J'ai pu vivre en silence quelques expériences qui m'avaient énormément marqué. DIEU m'avait offert un métier qui me permettait de fréquenter des êtres humains bien particulier. Je ne vous laisserai pas deviner, je suis en vérité une institutrice dans une école primaire, dans le milieu rural. J’ai pu à travers mes élèves voir une vie toute différente, j'ai pu voir de près une pauvreté bien résistante.

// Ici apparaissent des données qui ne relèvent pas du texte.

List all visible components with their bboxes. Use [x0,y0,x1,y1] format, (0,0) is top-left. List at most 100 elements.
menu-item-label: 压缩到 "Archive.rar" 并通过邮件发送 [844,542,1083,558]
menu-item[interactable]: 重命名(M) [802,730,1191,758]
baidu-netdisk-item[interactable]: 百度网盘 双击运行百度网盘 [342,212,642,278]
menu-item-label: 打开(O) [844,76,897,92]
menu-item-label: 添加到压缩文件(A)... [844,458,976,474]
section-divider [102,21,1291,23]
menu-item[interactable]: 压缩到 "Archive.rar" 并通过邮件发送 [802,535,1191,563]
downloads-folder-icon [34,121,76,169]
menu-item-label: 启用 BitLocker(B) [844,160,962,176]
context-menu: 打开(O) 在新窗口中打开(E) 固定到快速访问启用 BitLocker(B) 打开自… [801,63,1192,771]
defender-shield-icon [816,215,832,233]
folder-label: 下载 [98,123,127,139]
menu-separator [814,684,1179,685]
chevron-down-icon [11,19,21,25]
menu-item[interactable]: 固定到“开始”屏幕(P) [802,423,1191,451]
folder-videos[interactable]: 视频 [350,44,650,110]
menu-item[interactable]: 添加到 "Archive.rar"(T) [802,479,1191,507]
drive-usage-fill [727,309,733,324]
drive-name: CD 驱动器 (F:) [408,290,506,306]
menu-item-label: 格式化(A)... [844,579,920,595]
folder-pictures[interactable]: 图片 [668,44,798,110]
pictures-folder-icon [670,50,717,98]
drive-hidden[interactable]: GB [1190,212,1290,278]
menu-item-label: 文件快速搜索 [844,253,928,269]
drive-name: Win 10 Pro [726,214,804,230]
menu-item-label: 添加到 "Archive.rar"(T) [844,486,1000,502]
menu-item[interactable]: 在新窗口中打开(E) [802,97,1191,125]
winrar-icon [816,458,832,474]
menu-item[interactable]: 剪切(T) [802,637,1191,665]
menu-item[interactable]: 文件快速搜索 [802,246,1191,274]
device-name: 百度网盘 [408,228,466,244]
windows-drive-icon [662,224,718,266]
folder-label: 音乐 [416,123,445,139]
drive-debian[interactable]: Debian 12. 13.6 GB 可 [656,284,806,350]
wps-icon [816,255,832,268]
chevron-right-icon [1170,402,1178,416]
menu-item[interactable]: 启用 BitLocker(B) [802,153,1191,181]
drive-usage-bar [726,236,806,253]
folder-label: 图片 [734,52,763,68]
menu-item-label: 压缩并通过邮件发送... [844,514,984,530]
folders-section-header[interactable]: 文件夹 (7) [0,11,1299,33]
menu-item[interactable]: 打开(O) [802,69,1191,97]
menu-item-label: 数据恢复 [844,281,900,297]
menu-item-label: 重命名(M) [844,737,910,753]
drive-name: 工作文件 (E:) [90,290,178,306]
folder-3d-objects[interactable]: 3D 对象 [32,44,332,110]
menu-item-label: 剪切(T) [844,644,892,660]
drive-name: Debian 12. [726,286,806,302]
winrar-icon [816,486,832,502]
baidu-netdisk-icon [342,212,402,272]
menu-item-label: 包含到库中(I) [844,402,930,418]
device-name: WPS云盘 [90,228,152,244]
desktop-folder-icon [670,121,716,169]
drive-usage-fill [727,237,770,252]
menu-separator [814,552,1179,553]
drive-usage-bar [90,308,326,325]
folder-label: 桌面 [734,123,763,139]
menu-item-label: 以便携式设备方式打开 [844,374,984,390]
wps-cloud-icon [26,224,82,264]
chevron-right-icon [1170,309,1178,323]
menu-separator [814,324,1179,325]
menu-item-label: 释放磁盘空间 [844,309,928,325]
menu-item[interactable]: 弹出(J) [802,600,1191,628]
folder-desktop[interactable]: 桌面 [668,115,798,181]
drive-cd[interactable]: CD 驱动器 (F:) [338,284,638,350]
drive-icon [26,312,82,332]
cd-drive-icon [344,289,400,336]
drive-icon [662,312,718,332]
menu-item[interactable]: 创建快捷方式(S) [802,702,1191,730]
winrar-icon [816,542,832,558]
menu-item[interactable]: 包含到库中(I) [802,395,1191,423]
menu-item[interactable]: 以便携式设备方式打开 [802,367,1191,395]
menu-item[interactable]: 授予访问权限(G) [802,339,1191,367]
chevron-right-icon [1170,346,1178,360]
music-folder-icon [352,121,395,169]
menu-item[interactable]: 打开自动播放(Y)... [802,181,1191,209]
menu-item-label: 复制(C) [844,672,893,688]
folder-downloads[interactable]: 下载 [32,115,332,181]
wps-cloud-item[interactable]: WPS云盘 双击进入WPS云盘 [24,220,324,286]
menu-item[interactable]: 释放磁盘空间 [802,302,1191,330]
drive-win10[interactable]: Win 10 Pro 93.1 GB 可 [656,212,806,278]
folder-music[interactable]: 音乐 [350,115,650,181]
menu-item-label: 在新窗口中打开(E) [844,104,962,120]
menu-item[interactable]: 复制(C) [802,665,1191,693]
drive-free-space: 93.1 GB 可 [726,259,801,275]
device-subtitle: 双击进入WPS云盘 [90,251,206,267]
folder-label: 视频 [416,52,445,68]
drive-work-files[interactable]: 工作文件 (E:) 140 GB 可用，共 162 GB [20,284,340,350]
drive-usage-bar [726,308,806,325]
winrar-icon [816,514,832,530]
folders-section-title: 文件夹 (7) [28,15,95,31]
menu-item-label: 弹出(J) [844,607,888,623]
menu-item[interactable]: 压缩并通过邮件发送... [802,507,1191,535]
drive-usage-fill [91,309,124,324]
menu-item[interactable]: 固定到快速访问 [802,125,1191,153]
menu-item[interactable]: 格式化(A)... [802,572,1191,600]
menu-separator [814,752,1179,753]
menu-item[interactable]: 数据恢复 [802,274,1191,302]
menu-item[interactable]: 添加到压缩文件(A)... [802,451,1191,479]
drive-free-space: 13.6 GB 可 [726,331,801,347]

Dans un douar ou les hommes sont absents (partis à la recherche du pain comme on dis pour leurs petites familles) il n'y a que les femmes, les petits et les vieux. Dans le bled, les femmes ne travaillent pas, elles passent seulement leur temps à attendre, attendre l'argent gagné à la sueur du front de leurs maris, attendre leur venu et attendre un destin imprévisible.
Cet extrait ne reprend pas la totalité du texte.